Conclusion: New momentum in secondary metabolite discovery

These developments, in our view, make it possible to purify and characterize virtually any secondary metabolite encoded in any microorganism. Unselective approaches including the application of synthetic small molecules76 (SM Pimentel-Elardo and JR Nodwell, unpublished), the introduction of antibiotic-resistant mutations74 or the introduction of regulatory genes89 (Hameed, Socko and Nodwell, unpublished) can be used to enhance and alter the spectrum of secondary metabolite output in new streptomycetes: these can then be used to screen for novel activities of interest. Alternatively, selective methods including regulatory engineering or the introduction of gene clusters of interest into chassis strains can be used to investigate single molecules of interest.

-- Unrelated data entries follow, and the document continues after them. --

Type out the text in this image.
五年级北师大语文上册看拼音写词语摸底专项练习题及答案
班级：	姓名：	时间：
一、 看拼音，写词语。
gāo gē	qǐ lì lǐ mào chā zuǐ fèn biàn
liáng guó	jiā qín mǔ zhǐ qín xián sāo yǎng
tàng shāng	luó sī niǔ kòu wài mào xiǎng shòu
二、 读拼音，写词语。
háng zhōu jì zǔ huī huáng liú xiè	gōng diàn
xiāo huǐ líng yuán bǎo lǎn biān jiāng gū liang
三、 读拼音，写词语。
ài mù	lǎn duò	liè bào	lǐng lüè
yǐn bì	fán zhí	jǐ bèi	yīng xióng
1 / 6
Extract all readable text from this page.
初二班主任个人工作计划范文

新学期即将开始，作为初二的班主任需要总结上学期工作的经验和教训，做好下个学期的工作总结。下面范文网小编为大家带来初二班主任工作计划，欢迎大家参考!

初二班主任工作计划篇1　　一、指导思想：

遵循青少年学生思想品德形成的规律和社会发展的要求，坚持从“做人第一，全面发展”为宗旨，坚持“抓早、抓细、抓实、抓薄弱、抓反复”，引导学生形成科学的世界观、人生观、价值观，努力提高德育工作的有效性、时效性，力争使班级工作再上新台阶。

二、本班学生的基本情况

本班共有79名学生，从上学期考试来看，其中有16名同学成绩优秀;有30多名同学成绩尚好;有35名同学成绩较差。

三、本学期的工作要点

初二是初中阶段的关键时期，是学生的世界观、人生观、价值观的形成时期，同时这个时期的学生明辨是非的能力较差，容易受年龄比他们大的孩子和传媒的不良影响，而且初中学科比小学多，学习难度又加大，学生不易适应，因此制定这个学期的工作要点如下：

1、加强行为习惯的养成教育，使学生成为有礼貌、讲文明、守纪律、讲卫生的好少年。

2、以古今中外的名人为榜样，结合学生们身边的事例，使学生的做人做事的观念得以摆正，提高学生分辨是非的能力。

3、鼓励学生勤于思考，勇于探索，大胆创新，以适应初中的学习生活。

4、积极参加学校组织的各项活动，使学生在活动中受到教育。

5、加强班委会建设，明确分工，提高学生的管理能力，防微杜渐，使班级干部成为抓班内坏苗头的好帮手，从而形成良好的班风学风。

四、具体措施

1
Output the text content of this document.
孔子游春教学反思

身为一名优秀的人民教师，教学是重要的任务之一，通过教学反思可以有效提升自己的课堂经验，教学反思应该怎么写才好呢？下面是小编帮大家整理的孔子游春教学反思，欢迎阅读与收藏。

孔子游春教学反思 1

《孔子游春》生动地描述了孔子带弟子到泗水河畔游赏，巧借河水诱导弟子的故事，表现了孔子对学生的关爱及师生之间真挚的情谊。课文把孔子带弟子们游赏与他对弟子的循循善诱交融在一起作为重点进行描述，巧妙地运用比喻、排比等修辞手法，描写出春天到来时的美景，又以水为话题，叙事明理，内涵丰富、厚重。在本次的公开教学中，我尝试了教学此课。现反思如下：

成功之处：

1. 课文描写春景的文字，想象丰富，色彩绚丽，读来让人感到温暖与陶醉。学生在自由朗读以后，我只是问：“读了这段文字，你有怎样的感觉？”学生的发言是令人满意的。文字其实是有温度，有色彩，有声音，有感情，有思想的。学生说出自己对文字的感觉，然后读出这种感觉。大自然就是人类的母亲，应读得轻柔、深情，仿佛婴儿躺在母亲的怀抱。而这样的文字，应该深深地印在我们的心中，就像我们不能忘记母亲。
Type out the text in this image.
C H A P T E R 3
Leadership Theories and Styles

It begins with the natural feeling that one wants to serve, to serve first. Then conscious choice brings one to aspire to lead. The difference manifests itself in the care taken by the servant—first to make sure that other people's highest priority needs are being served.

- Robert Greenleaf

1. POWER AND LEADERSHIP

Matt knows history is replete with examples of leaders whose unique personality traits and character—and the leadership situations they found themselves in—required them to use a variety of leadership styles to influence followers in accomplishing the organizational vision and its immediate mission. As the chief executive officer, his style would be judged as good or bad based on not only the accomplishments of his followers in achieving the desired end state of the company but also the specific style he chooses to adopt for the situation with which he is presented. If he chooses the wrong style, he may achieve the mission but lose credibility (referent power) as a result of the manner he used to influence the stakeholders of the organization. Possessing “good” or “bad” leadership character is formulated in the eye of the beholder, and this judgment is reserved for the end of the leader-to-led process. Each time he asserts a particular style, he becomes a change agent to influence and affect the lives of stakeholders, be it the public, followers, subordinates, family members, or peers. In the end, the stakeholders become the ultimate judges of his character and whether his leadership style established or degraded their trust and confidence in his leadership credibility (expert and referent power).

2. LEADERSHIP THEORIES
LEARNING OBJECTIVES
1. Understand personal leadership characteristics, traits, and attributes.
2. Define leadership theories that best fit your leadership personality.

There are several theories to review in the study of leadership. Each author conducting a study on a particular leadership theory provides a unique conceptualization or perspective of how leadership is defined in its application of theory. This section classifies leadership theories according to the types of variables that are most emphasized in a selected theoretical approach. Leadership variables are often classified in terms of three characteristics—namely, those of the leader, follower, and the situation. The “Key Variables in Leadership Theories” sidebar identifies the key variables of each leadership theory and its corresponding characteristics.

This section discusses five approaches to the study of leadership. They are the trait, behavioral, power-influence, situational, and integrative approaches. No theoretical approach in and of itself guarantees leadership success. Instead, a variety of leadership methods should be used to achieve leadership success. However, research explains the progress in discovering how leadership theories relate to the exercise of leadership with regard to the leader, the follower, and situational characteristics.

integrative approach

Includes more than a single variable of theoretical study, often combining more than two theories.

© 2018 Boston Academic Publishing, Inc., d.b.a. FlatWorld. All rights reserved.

Indeed, we imagine that these approaches go hand in hand. For example, if, as a result of an unselective screening procedure, a new compound is discovered, a logical next step would be the sequencing of the cognate genome and identification of the corresponding genes. Movement of these genes into a chassis strain could then be used to scale up yields of the molecule so that its mechanistic and, perhaps, clinical utility can be assessed.

We suggest that there has therefore never been a better time for a concerted effort to identify and understand the structural and functional diversity of microbial secondary metabolites, and to seek applications for these newly identified molecules.